Das ist etwas einseitig. Zwar hat die Wirtschaft einen großen Anteil an den Klimaproblemen, aber auch wir als Konsumenten haben unseren Beitrag an deren Bewältigung zu leisten. Denken wir daran, wie wir unsere Häuser und Wohnungen heizen und zunehmend auch klimatisieren? Oder machen wir uns bewusst, welche Auswirkungen unser Fleischkonsum auf das Klima hat?
In der Wirtschaft sind die Fortschritte in der Verringerung der CO2-Belastung mittlerweile größer als auf Konsumentenseite. Auch hier sind gesamteuropäische Lösungen nationalen Alleingängen vorzuziehen, wenn etwa das CO2-Zertifikatshandelssystem jenen „Biss“ bekommen soll, der zu Veränderungen führt.
Es ist gut, wenn die Proteste der jungen Menschen rund um Greta Thunberg ein Nachdenken provozieren.

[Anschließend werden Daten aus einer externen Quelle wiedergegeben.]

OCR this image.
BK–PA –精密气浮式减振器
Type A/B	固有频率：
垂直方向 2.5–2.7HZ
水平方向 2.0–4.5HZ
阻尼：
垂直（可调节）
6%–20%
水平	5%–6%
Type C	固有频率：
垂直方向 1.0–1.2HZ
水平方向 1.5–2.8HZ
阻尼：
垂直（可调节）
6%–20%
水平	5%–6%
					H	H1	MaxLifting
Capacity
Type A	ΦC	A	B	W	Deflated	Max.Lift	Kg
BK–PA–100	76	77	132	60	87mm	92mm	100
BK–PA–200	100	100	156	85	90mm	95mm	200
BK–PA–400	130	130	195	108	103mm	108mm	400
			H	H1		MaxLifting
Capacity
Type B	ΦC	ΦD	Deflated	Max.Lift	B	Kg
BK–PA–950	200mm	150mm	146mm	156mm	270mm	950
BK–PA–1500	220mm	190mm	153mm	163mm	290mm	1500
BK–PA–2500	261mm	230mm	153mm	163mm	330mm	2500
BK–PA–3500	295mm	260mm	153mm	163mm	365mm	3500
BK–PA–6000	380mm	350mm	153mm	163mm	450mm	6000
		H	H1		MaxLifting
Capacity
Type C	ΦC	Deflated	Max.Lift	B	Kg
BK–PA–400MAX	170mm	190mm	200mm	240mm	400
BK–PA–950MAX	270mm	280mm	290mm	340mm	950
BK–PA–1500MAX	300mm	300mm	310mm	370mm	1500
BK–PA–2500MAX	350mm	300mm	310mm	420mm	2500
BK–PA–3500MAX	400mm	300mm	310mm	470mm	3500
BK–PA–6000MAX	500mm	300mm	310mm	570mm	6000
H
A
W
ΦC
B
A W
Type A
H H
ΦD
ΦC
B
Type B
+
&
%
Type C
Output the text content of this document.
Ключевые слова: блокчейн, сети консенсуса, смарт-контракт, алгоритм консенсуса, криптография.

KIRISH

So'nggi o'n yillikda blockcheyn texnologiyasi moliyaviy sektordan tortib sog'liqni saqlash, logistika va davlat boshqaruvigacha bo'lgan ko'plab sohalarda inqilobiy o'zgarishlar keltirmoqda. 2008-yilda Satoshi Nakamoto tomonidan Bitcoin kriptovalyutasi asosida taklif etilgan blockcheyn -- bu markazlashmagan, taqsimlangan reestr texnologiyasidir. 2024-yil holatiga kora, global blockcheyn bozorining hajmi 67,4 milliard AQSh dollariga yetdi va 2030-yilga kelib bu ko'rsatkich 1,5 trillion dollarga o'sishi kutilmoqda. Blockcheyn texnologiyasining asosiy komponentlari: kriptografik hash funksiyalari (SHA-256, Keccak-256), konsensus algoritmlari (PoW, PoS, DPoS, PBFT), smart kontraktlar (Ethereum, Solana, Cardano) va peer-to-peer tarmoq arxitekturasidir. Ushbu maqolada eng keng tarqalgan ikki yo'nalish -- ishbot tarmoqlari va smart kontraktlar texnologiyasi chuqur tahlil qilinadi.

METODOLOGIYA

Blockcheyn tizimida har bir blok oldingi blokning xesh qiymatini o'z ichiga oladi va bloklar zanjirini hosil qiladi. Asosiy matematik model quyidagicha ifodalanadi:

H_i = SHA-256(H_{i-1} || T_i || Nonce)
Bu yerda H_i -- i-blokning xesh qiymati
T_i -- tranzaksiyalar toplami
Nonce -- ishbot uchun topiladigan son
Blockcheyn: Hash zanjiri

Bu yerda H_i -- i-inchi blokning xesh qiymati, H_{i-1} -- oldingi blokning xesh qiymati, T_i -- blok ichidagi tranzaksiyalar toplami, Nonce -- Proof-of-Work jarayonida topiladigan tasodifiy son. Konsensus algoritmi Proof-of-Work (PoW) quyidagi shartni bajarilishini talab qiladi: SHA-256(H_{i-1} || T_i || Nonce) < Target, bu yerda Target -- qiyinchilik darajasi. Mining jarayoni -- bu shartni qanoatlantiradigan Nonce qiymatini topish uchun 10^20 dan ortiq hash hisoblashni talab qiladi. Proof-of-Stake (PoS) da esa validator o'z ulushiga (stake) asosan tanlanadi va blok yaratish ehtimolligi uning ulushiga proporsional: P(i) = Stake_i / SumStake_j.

Aber die nächste Zukunftsfrage ist dann: Wie schaut der nächste Generationenvertrag für die soziale Sicherheit aus, wenn wir in Europa die älteste Bevölkerung der Welt haben?
Das spirituelle Angebot beim Europäischen Forum Alpbach wurde heuer um Abend-Reflexionen erweitert. Die Idee dazu kam von Ihnen. Was steckt dahinter und welche Bedeutung hat das überkonfessionelle spirituelle Programm insgesamt für das Forum?
Wir haben schon bisher Morgenbetrachtungen angeboten und werden diese beibehalten – auch weil sie von der Alpbacher Bevölkerung gut besucht werden. Aber junge Menschen am Forum sind früh am Morgen nicht unbedingt auf spirituelle Impulse aus. Daher werden wir heuer zusätzlich am frühen Abend Reflexionen anbieten.
Ich bin überzeugt, dass eine entsprechende „geistige Nahrung“ und Besinnung auf Grundwerte im Forum seinen Platz haben muss. Mit dem nun zum zweiten Mal stattfindenden Tag der Begegnung haben wir hier schon einen Akzent gesetzt.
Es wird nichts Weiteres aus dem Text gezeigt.